Гауптман долго молчит. На моих глазах его лицо меняется, с него сходит маска равнодушия, оно становится злобным. Он извлекает из кармана вчетверо сложенный листок бумаги и, швырнув его мне, что-то кричит. Унтер-офицер переводит:

– Прочтите и скажите, что вы думаете об этом.

Бегло читаю неровные, низко наклоненные строчки. Они сообщают, что в госпитале находится большевистский агитатор, его называют подполковником Иваном Ивановичем, вокруг него собираются военнопленные. Дальше малограмотно передавалась наша беседа в комнате врачей. И стояла подпись: «бывший лейтенант Красной Армии, а теперь военнопленный Байборода».

Я не тороплюсь с ответом, делаю вид, что еще раз пробегаю строки. Что же отвечать? Все так – большевистский агитатор. Так и я себя считал. Но кто он, этот предатель, который из тех, что так пытливо смотрели на меня? А еще говорили: «Свои ребята!» Свои!.. Неужели кто-нибудь из молодых лейтенантов, которых я когда-то учил, тоже способен, на такое? Нет, не хочу об этом думать! Потом, если у меня еще будет время. А сейчас спокойнее, как можно спокойнее…

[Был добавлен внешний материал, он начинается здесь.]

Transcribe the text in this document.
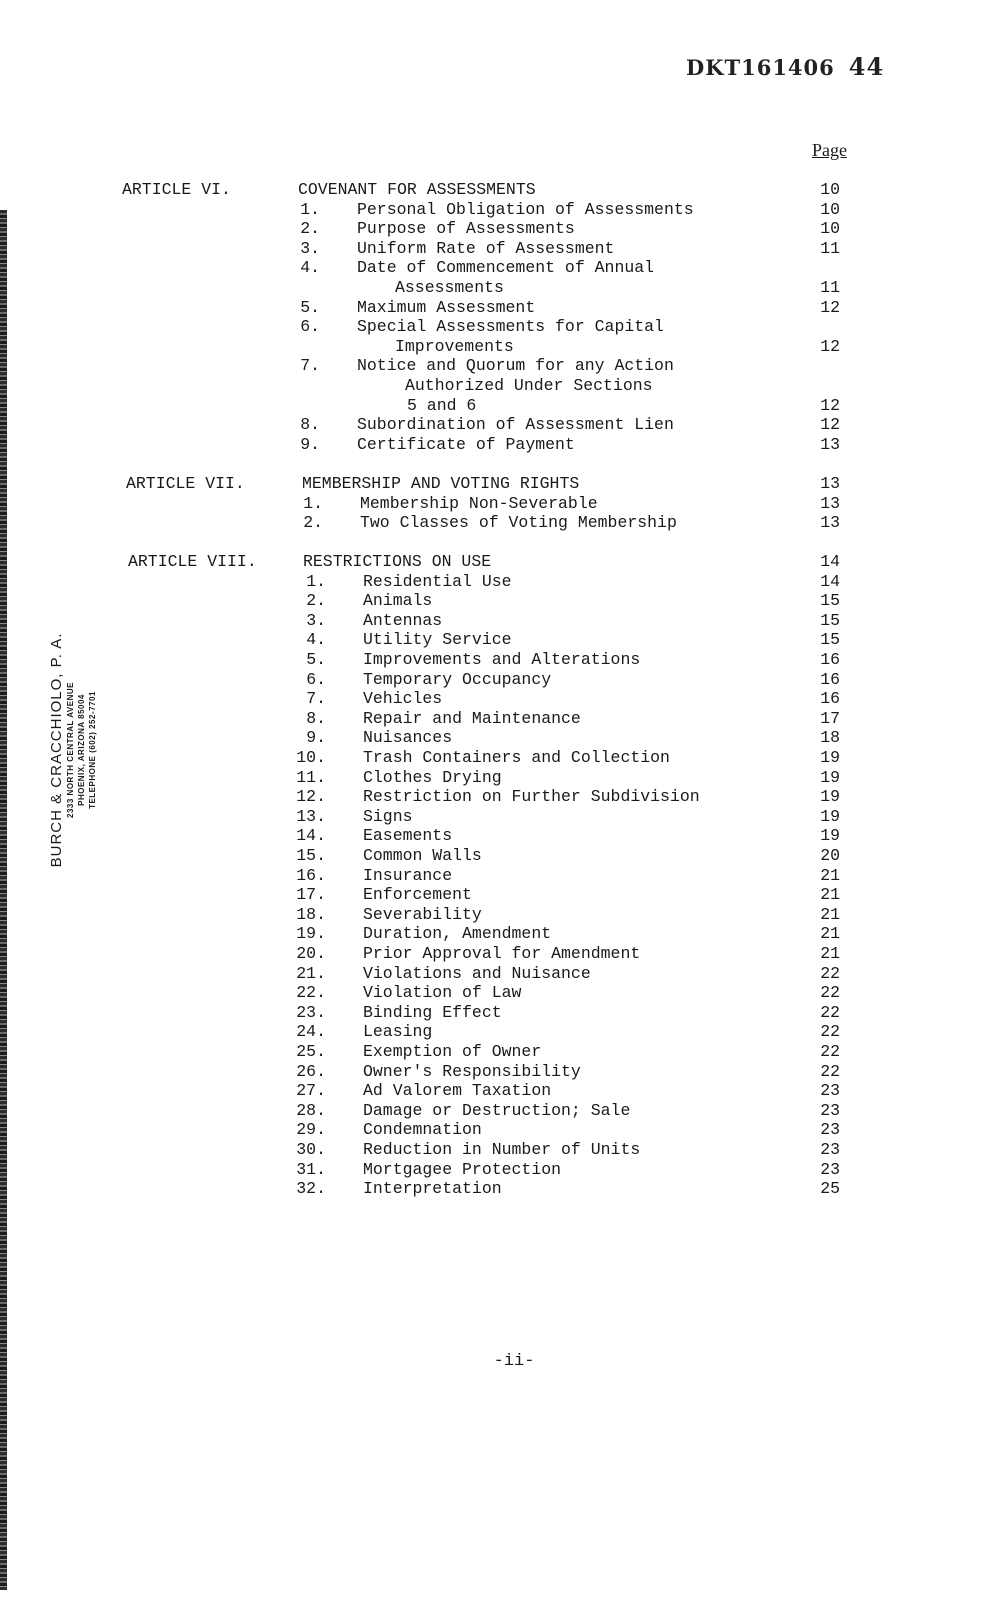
DKT161406 44
Page
BURCH & CRACCHIOLO, P. A. 2333 NORTH CENTRAL AVENUE PHOENIX, ARIZONA 85004 TELEPHONE (602) 252-7701
ARTICLE VI.	COVENANT FOR ASSESSMENTS	10
1. Personal Obligation of Assessments	10
2. Purpose of Assessments	10
3. Uniform Rate of Assessment	11
4. Date of Commencement of Annual
Assessments	11
5. Maximum Assessment	12
6. Special Assessments for Capital
Improvements	12
7. Notice and Quorum for any Action
Authorized Under Sections
5 and 6	12
8. Subordination of Assessment Lien	12
9. Certificate of Payment	13
ARTICLE VII.	MEMBERSHIP AND VOTING RIGHTS	13
1. Membership Non-Severable	13
2. Two Classes of Voting Membership	13
ARTICLE VIII.	RESTRICTIONS ON USE	14
1. Residential Use	14
2. Animals	15
3. Antennas	15
4. Utility Service	15
5. Improvements and Alterations	16
6. Temporary Occupancy	16
7. Vehicles	16
8. Repair and Maintenance	17
9. Nuisances	18
10. Trash Containers and Collection	19
11. Clothes Drying	19
12. Restriction on Further Subdivision	19
13. Signs	19
14. Easements	19
15. Common Walls	20
16. Insurance	21
17. Enforcement	21
18. Severability	21
19. Duration, Amendment	21
20. Prior Approval for Amendment	21
21. Violations and Nuisance	22
22. Violation of Law	22
23. Binding Effect	22
24. Leasing	22
25. Exemption of Owner	22
26. Owner's Responsibility	22
27. Ad Valorem Taxation	23
28. Damage or Destruction; Sale	23
29. Condemnation	23
30. Reduction in Number of Units	23
31. Mortgagee Protection	23
32. Interpretation	25
-ii-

Я складываю письмо вчетверо, кладу на стол, в глазах гауптмана читаю уже не злобу, а ехидство:

– Что на это скажете?

Я медлю, никак не соберусь с ответом. Гауптман не ждет:

– А я вам скажу: ваша армия бессильна против войск фюрера. Немецкий офицер никогда бы не донес на другого офицера, да еще старшего по званию.

– В семье не без урода. Но вы тоже не можете верить этому Байбороде. Если он способен написать донос на товарища, он тем более способен лгать вам…

– Вы признаете себя виновным в том, что здесь написано?

Я пожимаю плечами:

– Если вам угодно верить таким мерзавцам, ваше дело…

Гауптман считает, что дело ясное, встает и быстро уходит, бросая мне на ходу:

– Вы, подполковник, отныне поступаете в распоряжение гестапо…

На том лечение мое в госпитале закончилось. Дальше карцер, а через несколько дней арестантский вагон перевез меня в тюрьму в город Хильдесгайм.

На том и моя добровольная миссия «большевистского агитатора» закончилась. Вот об этом я и жалею больше всего… И уснуть никак не могу-то ли потому, что нары слишком жестки для моего больного отекшего тела, то ли мысли слишком тяжелы… .

«Вот тебе и „Jedem das seine“, – думаю я. – Куда поведет тебя дальше твоя дорога, Иван Иванович Смирнов?»

Глава 2. «Я на все пойду!»

Пока мы в карантине, можно побродить по лагерю, приглядеться к людям, понаблюдать за порядками. А порядки здесь такие, что ухо держи остро и думай, думай больше, что к чему.

Как-то на рассвете, незадолго до подъема, я вышел из барака и остановился пораженный. Через край бетонного корыта для мытья обуви перевесилась полосатая человеческая фигура. Ноги подогнуты, голова опущена по уши в грязную воду. Человек не шевелится, явно мертв. Что случилось? Не сам же он сунул голову в это корыто? Подошел ближе. Пострадавший – здоровенный детина, упитанный, сильный, на куртке зеленый винкель. Ага, зеленый! Кто же с ним расправился и за что? Свои же уголовники? Возможно, это у них бывает, не потрафил – и каюк. А может, эсэсовцы? Нет, По ночам они не бывают в лагере. А если политические? Тогда я испугался за них, как за своих единомышленников. Что будет, если эсэсовцы дознаются? Вбегаю в барак. Мне надо кому-то сообщить об этом, с кем-то посоветоваться, надо что-то делать. Но в блоке тишина, все еще спят, будто ничего не произошло. Лишь одна голова поднялась с нар и долго смотрела на меня. Я не знал этого человека и не решился ему ничего сказать.